Heroic Intern for Rep. Giffords Gets Back to Work

TUCSON, Ariz. -- Nearly a month after he helped save the life of U.S. Rep. Gabrielle Giffords after she was shot, her intern returned Thursday to work at her office for the first time since the rampage.

In the minutes following the Jan. 8 shooting, Daniel Hernandez raced to the Democrat's side, applying pressure to her wounds until first responders arrived. Since then, he has sat next to President Barack Obama, who called him a hero; he spoke with poise and unscripted remarks on live national television; and he has strangers asking for his autograph.

Only now has Hernandez been able to get back to his life in Tucson as one of Giffords' 13 interns and as a political science junior at the University of Arizona.

"But there's not really a normal anymore," Hernandez told The Associated Press between calls to veterans who aren't getting disability payments and Spanish-only speakers who went to the office for help with various problems. "It's a new normal."

Part of that new normal is the attention from the media and strangers who recognize him from television. Another part is not having Giffords around as she recovers from the shooting.

Six people were killed and 13 people, including Giffords, were wounded in the Jan. 8 mass shooting outside a Tucson grocery store where Giffords was meeting constituents. Jared Loughner, 22, is charged in the shooting.

"It's good to get back to doing the work of the congresswoman while she's not here," Hernandez said. "It's very cathartic to be back."

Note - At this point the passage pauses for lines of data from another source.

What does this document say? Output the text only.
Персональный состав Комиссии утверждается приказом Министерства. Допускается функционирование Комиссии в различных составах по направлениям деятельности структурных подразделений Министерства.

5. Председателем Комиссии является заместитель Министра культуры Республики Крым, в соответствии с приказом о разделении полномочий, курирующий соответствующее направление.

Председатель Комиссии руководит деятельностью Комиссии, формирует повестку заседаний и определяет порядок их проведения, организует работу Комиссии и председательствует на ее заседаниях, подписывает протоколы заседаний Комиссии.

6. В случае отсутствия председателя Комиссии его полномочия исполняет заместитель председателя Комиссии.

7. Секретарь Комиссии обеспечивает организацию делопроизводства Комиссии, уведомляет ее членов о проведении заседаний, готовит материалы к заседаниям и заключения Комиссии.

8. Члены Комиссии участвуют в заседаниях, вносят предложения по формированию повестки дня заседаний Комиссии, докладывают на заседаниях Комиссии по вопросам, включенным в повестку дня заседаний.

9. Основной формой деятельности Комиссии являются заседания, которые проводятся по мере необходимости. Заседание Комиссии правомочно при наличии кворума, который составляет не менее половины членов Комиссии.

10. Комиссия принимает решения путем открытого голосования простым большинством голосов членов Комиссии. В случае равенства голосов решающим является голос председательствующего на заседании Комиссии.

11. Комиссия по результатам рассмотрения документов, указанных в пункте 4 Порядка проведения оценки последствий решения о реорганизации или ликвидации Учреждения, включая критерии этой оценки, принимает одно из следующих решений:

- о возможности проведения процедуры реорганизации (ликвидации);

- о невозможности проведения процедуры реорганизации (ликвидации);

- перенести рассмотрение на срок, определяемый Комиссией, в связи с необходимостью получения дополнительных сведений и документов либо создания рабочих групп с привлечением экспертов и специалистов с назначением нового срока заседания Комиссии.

Hernandez was talking to people about 30 feet away from Giffords when the shooting began, and only heard the gunshots and someone yell "Gun!"

That's when he ran to Giffords and others to see what he could do, and said she became the priority because of the severity of her injury.

He said he still disagrees with Obama calling him a hero, adding that he just acted on instinct.

He said he's been very encouraged by Giffords' recovery but is mindful that she has a long road ahead of her. "We can't keep expecting daily miracles," he said.

Hernandez, who lives in a Tucson apartment with three friends, was born in the southern Arizona city to parents of Mexican heritage. He grew up the oldest of three children.

His father is retired, and his mother has a side business baking cakes.